While Ohio has joined a couple lawsuits against Obamacare, the Ohio attorney general, who is elected separately from the governor, decides for the state whether to sue. The governor of Ohio has no say in the matter.

When Republicans in Ohio refused to pass a law joining Obamacare, Kasich did so through executive action, pushing it through an administrative body called the Controlling Board.

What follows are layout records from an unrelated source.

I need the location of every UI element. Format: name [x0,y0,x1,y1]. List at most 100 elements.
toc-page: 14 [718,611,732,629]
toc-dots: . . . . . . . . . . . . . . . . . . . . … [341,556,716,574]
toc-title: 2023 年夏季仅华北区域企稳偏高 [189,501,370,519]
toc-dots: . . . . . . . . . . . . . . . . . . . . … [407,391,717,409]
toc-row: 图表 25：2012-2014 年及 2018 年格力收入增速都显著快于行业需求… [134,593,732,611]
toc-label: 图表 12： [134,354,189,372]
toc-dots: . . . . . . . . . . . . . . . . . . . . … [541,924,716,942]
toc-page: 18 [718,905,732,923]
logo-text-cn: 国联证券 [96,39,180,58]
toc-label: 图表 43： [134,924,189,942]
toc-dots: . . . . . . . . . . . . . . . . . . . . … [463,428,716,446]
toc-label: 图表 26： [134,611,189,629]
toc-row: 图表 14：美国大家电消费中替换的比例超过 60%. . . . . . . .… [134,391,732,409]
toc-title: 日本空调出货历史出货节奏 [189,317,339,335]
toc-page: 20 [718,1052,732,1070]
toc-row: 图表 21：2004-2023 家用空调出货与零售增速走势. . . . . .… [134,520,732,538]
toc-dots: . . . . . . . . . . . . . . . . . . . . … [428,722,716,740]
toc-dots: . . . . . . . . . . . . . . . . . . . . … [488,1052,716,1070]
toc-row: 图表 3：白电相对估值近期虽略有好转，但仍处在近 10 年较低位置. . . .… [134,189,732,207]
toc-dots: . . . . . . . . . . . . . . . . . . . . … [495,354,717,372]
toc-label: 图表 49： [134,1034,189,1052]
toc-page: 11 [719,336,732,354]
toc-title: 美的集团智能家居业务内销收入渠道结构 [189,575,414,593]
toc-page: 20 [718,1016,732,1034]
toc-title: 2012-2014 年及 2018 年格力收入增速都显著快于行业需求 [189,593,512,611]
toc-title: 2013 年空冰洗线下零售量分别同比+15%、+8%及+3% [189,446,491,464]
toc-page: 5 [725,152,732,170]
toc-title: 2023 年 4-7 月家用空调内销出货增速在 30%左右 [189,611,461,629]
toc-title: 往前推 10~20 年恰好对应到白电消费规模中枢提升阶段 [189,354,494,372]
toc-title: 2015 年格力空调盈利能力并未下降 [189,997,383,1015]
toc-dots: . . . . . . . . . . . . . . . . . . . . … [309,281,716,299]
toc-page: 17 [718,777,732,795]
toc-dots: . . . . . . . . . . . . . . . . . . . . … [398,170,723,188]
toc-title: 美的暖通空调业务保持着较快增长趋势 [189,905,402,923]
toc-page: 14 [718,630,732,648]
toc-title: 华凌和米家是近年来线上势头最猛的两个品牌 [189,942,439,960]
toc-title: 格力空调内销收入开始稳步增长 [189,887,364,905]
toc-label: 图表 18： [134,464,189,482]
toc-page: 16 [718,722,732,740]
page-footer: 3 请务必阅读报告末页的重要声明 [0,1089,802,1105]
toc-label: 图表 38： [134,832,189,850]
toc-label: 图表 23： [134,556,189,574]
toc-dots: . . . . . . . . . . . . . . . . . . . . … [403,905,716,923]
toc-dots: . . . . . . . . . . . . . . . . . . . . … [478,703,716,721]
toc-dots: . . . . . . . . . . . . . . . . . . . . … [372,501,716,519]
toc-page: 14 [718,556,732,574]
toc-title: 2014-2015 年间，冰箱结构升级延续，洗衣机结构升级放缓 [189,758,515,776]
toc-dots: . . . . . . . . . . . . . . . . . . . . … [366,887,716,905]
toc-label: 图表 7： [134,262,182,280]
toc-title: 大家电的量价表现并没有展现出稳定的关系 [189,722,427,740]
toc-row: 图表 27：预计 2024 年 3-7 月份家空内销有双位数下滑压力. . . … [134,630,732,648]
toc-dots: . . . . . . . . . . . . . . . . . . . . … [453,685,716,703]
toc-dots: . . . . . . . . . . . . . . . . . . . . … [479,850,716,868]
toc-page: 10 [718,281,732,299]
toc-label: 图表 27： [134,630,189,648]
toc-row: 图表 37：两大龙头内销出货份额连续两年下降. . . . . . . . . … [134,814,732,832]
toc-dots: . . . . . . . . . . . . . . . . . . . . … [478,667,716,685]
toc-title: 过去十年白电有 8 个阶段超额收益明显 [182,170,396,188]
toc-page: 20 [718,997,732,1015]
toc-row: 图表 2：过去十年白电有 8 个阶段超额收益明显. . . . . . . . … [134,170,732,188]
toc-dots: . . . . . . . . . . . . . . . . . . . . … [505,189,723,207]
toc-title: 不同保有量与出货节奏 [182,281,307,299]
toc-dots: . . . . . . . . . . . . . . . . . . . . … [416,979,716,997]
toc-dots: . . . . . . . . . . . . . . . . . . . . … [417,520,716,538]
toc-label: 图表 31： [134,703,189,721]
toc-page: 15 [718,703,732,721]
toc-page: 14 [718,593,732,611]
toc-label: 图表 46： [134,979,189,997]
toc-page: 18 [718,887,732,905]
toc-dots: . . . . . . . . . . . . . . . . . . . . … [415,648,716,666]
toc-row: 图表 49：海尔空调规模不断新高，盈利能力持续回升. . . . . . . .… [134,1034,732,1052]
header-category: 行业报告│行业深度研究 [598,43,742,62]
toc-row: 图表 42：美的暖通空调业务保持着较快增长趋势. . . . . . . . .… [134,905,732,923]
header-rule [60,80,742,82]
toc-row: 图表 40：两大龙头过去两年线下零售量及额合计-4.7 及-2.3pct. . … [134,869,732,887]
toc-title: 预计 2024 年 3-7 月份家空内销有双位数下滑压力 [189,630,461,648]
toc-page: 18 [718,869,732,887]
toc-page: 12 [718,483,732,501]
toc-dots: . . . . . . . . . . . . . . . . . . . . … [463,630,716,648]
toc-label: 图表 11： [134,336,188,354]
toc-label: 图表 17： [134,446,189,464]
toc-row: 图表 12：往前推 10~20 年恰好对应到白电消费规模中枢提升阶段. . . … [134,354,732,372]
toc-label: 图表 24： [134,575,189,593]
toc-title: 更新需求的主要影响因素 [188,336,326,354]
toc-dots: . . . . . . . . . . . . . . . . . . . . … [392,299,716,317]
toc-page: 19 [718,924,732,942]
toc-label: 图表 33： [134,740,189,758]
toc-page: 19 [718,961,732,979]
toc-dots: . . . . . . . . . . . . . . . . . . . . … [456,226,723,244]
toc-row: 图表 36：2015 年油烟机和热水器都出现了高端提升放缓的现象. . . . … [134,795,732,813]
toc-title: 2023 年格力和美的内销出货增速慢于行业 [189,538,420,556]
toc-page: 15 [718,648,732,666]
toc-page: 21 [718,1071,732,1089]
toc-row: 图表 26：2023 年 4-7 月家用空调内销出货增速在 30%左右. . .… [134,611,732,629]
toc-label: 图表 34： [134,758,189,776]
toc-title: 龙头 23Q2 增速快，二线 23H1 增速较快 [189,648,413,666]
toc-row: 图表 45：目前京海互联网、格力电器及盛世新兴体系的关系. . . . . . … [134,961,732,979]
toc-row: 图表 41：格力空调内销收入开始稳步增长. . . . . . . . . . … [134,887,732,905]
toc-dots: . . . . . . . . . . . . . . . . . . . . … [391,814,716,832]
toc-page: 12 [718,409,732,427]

According to legal experts, Obamacare has five pillars. One is the individual mandate, to create demand. The other four create supply: (1) the employer mandate, requiring large employers to furnish Obamacare-compliant healthcare policies, (2) state insurance exchanges, (3) taxpayer subsidies for working-income Americans to buy policies on the exchanges, paid for by other Americans, and (4) expanding Medicaid to cover millions of low-income Americans with a single-payer, socialized system.

Kasich offended many social conservatives when he claimed in 2013 that he was living out the Christian faith by expanding government-run healthcare through joining Obamacare, implying a moral imperative to do so. It is a theme that he has consistently raised in his presidential run.